Is Your Favourite Romcom Actually Completely Toxic?

People are divided as psychologist calls out stalking and dysfunctional relationships in The Notebook, Friends and Sex And The City.

The Notebook

by Charley Ross |
Published on

The toxic side of various on-screen Hollywood relationships has been hotly debated online, after a popular Twitter psychologist started pointing out “dysfunctional” elements of couplings in favourites like The Notebook, Friends, Sex and the City, Dawson’s Creek and Grey’s Anatomy.

"Romanticizing relationships where there’s consistent emotional neglect is the foundation of our songs, movies, and (most) entertainment,” Dr Nicole LePera posted.

She calls The Notebook’s fated couple Allie and Noah "highly dysfunctional from the start”, referring to the moment when Noah threatens to throw himself off a Ferris wheel if she won’t go out with him.

“Allie has told him ‘no' multiple times and instead of respecting her boundaries, he continues to pressure her,” she tweeted.

“After they break up he writes her a letter every day (without any response) for a year, which could be considered stalking.

“Allie later betrays her husband by going to visit Noah without his awareness. Noah pressures her to choose him and accuses her of being a gold digger in the process… The notebook glamorizes love as possession. Conditioning us to see ‘the chase’ as exciting instead of what it actually is: unsafe.”

LePera’s analysis was also turned to Friends, where she highlighted examples of Ross’s “controlling and insulting behaviour” – writing a list of Rachel’s pros and cons, pressuring her to quit a job she loves, for instance – which is “seen as endearing and charming, rather than a red flag, reflecting his deep insecurities”.

When people took issue with her comments, she maintained that she was “just pointing out some heavy conditioning in culture”.

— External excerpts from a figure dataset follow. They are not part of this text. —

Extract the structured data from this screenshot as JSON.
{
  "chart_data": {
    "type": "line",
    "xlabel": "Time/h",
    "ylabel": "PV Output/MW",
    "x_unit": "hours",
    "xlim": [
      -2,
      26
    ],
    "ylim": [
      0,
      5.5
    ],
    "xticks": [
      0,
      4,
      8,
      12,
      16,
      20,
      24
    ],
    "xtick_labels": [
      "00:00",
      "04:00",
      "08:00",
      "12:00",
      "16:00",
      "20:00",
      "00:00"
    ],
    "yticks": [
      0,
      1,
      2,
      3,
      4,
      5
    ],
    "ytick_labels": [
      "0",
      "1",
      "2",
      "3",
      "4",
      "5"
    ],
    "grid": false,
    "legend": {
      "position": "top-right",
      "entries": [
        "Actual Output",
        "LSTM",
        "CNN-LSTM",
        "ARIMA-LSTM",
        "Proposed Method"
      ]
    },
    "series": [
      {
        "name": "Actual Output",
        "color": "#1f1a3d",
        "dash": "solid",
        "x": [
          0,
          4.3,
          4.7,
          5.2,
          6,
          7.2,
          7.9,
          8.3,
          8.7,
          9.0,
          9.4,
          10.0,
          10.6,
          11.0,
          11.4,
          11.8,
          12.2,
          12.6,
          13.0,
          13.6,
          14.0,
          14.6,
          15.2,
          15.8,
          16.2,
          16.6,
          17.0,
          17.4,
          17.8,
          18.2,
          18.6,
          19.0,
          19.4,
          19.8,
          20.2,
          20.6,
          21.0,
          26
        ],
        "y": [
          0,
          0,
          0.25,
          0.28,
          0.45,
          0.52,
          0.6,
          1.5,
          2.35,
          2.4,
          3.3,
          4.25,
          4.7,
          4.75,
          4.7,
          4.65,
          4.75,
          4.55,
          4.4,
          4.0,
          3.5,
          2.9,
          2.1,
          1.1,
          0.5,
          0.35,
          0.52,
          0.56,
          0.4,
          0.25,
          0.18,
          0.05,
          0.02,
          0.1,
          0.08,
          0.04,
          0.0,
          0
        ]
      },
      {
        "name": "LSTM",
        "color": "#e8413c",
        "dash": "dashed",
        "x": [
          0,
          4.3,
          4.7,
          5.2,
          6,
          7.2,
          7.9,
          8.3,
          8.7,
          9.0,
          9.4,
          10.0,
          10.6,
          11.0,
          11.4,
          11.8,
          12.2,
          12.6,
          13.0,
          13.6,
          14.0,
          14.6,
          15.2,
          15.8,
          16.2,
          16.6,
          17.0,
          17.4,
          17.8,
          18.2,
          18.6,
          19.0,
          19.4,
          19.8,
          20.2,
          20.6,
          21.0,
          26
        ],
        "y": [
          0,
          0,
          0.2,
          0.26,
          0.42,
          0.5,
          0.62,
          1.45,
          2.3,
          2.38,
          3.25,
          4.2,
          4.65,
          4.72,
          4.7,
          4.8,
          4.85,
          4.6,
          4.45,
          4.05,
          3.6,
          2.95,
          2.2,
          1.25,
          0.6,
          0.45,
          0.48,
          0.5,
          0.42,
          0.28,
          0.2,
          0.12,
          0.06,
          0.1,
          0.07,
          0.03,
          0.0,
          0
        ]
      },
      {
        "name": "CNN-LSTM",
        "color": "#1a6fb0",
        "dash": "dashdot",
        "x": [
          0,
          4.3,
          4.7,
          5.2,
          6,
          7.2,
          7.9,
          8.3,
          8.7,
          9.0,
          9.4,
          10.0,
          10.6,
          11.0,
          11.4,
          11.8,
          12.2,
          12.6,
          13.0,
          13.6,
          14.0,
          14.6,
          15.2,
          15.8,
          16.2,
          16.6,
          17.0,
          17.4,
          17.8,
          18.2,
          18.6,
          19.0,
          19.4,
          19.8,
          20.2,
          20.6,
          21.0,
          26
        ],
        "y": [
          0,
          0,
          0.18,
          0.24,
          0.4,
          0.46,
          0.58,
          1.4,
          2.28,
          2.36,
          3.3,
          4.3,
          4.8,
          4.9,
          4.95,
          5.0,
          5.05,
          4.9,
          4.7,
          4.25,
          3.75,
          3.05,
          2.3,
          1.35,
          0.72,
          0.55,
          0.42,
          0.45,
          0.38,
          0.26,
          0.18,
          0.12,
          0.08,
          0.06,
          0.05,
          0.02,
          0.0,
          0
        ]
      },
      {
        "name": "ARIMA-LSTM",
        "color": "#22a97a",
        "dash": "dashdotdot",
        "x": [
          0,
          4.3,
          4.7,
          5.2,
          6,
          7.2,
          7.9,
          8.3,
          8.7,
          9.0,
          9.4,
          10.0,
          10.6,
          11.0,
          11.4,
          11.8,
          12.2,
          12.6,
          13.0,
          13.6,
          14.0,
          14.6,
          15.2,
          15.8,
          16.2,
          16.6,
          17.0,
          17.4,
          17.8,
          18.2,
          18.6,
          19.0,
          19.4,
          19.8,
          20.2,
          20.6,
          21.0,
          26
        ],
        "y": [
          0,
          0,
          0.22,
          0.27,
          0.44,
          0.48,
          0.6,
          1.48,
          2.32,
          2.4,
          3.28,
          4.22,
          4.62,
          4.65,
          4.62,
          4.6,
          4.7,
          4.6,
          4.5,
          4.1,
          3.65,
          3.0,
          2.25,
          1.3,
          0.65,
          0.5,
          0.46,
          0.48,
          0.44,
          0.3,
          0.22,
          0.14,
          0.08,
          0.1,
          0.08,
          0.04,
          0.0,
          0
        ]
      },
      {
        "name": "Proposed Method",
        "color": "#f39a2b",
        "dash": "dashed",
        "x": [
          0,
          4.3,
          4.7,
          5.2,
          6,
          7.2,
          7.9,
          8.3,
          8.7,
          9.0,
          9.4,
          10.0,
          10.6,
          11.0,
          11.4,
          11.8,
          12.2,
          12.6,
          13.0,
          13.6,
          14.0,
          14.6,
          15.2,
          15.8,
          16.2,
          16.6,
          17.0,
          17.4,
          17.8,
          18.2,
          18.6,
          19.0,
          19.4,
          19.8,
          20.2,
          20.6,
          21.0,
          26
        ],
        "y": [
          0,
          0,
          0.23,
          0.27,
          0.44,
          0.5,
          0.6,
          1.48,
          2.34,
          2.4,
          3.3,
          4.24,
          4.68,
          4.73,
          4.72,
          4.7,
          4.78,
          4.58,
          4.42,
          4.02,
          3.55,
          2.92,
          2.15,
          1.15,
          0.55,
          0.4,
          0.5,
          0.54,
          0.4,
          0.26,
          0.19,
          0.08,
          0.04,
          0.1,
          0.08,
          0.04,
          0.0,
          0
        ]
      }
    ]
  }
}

The psychologist also took on Sex and the City’s central couple Carrie and Big – specifically the events that unfolded during the first film, including a jilting at the altar and their eventual reconciliation.

“Big (who’s highly emotionally avoidant) impulsively leaves Carrie at the alter. He changes his mind a few minutes and tells his driver to go back,” she tweeted. “Carrie is heartbroken and get back together after he writes her a two sentence email. We’ve been conditioned to take breadcrumbs and not see immature behavior for what it is. Instead, we call it romantic.”

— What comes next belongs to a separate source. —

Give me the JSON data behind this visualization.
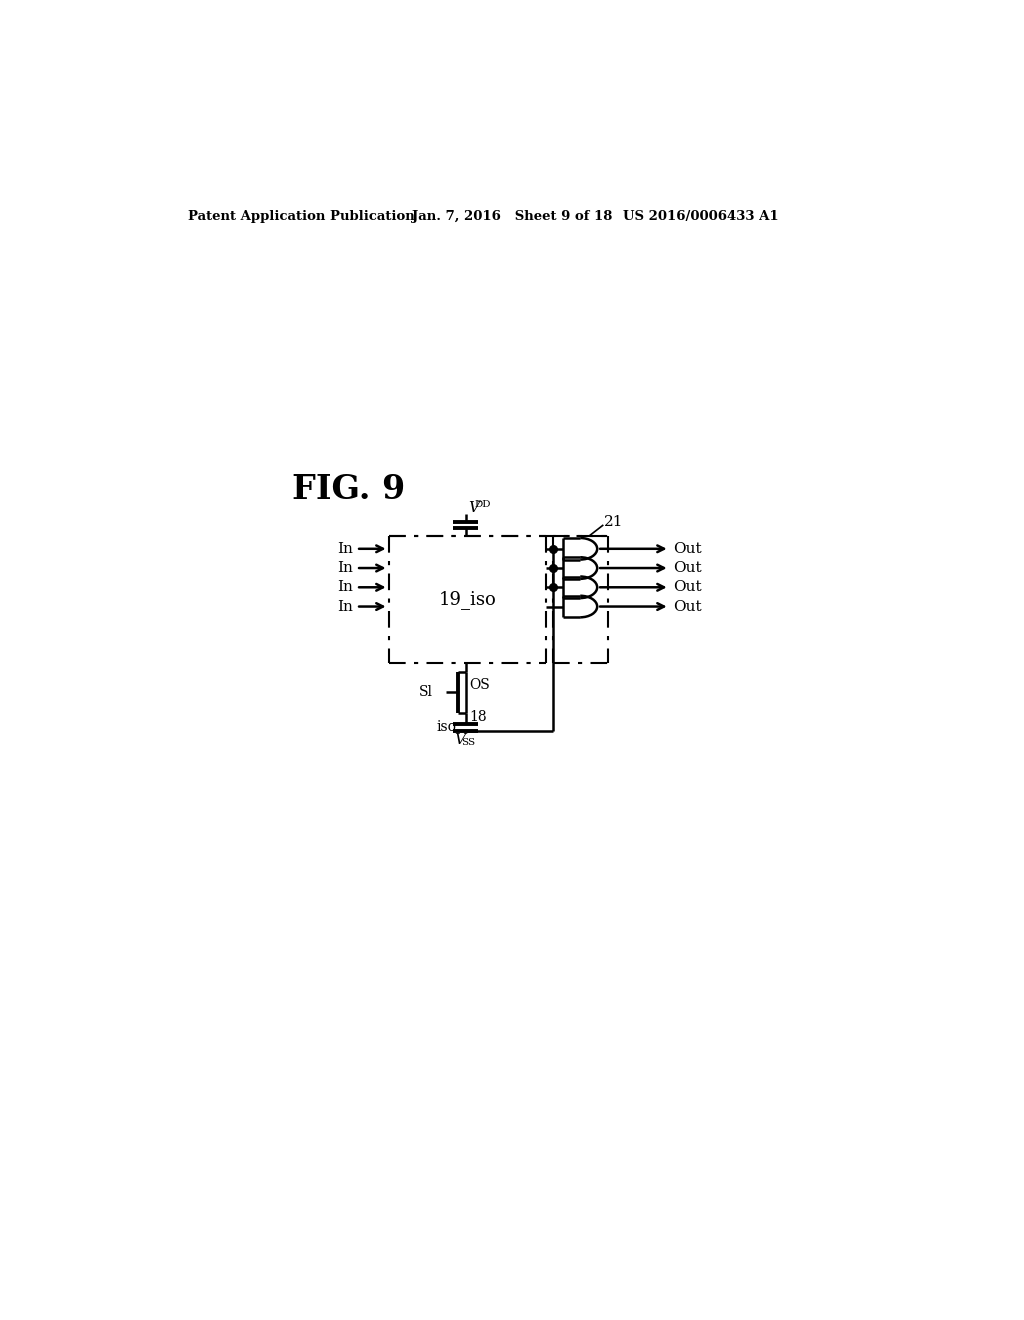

One supporter tweeted: "Do you know how life changing your social media posts would have been in my youth when I was in the thick of trying to understand through rose colored glasses??? Seriously it’s freaky how spot on you are”.

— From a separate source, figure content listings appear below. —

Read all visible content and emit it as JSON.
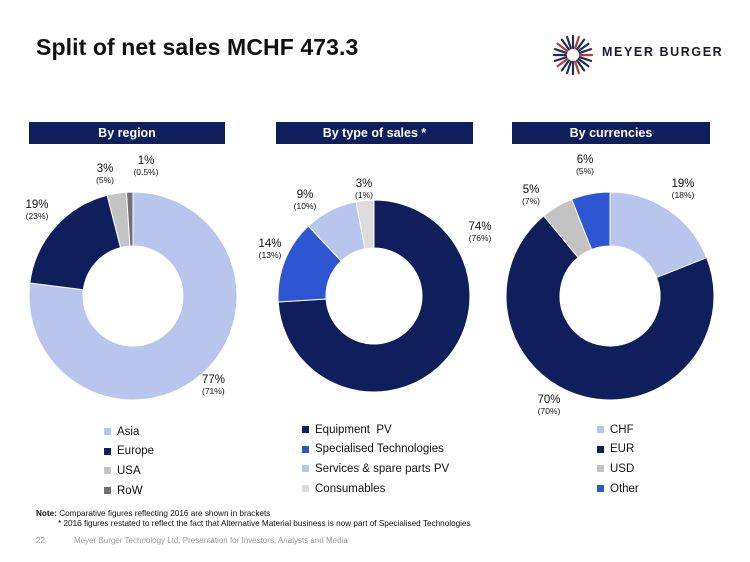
{
  "title": "Split of net sales MCHF 473.3",
  "logo": {
    "text": "MEYER BURGER"
  },
  "chart_data": [
    {
      "type": "pie",
      "title": "By region",
      "categories": [
        "Asia",
        "Europe",
        "USA",
        "RoW"
      ],
      "values": [
        77,
        19,
        3,
        1
      ],
      "prior_values": [
        71,
        23,
        5,
        0.5
      ],
      "labels": [
        "77%",
        "19%",
        "3%",
        "1%"
      ],
      "sublabels": [
        "(71%)",
        "(23%)",
        "(5%)",
        "(0.5%)"
      ],
      "colors": [
        "#b8c6ee",
        "#0f1f5c",
        "#c3c3c3",
        "#707070"
      ],
      "legend_position": "bottom"
    },
    {
      "type": "pie",
      "title": "By type of sales *",
      "categories": [
        "Equipment  PV",
        "Specialised Technologies",
        "Services & spare parts PV",
        "Consumables"
      ],
      "values": [
        74,
        14,
        9,
        3
      ],
      "prior_values": [
        76,
        13,
        10,
        1
      ],
      "labels": [
        "74%",
        "14%",
        "9%",
        "3%"
      ],
      "sublabels": [
        "(76%)",
        "(13%)",
        "(10%)",
        "(1%)"
      ],
      "colors": [
        "#0f1f5c",
        "#2f56d2",
        "#b8c6ee",
        "#dcdcdc"
      ],
      "legend_position": "bottom"
    },
    {
      "type": "pie",
      "title": "By currencies",
      "categories": [
        "CHF",
        "EUR",
        "USD",
        "Other"
      ],
      "values": [
        19,
        70,
        5,
        6
      ],
      "prior_values": [
        18,
        70,
        7,
        5
      ],
      "labels": [
        "19%",
        "70%",
        "5%",
        "6%"
      ],
      "sublabels": [
        "(18%)",
        "(70%)",
        "(7%)",
        "(5%)"
      ],
      "colors": [
        "#b8c6ee",
        "#0f1f5c",
        "#c3c3c3",
        "#2f56d2"
      ],
      "legend_position": "bottom"
    }
  ],
  "note": {
    "label": "Note:",
    "line1": " Comparative figures reflecting 2016 are shown in brackets",
    "line2": "* 2016 figures restated to reflect the fact that Alternative Material business is now part of Specialised Technologies"
  },
  "footer": {
    "page": "22",
    "text": "Meyer Burger Technology Ltd, Presentation for Investors, Analysts and Media"
  }
}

Others, meanwhile, took issue with LePera's comments, arguing that on-screen love isn't necessarily "normal love” because it wouldn’t be as exciting to watch. One critic tweeted their thoughts on the relationship dynamic in The Notebook: “well the reason it’s a movie is precisely because in real life, normal love is not that exciting.

“That’s part of the reason we like drama and art… no one wants to watch a movie about 2 perfectly healthy people in a relationship because it would be utterly boring.”

Dr LePera was balanced in her judgments, not shying away from her love of these TV and film classics, but pointing out the importance of recognising dysfunction when we see it, so as not to normalise this behaviour in real life.

In the case of Sex and the City, she said: “I love Carrie and Big as much as the next girl. Just notice, it’s everywhere.” And if it's everywhere, it can influence how we conduct our relationships in real life.

Whether or not you agree with all of them, LePera’s tweets brings into question whether these relationships – which have entered our collective consciousness and conversations around romance, due to the popularity of the films and TV shows that they belong to – should be used as a benchmark for love.

It encourages us to look again at those iconic scenes and storylines, and ask whether they indicate true intimacy and commitment.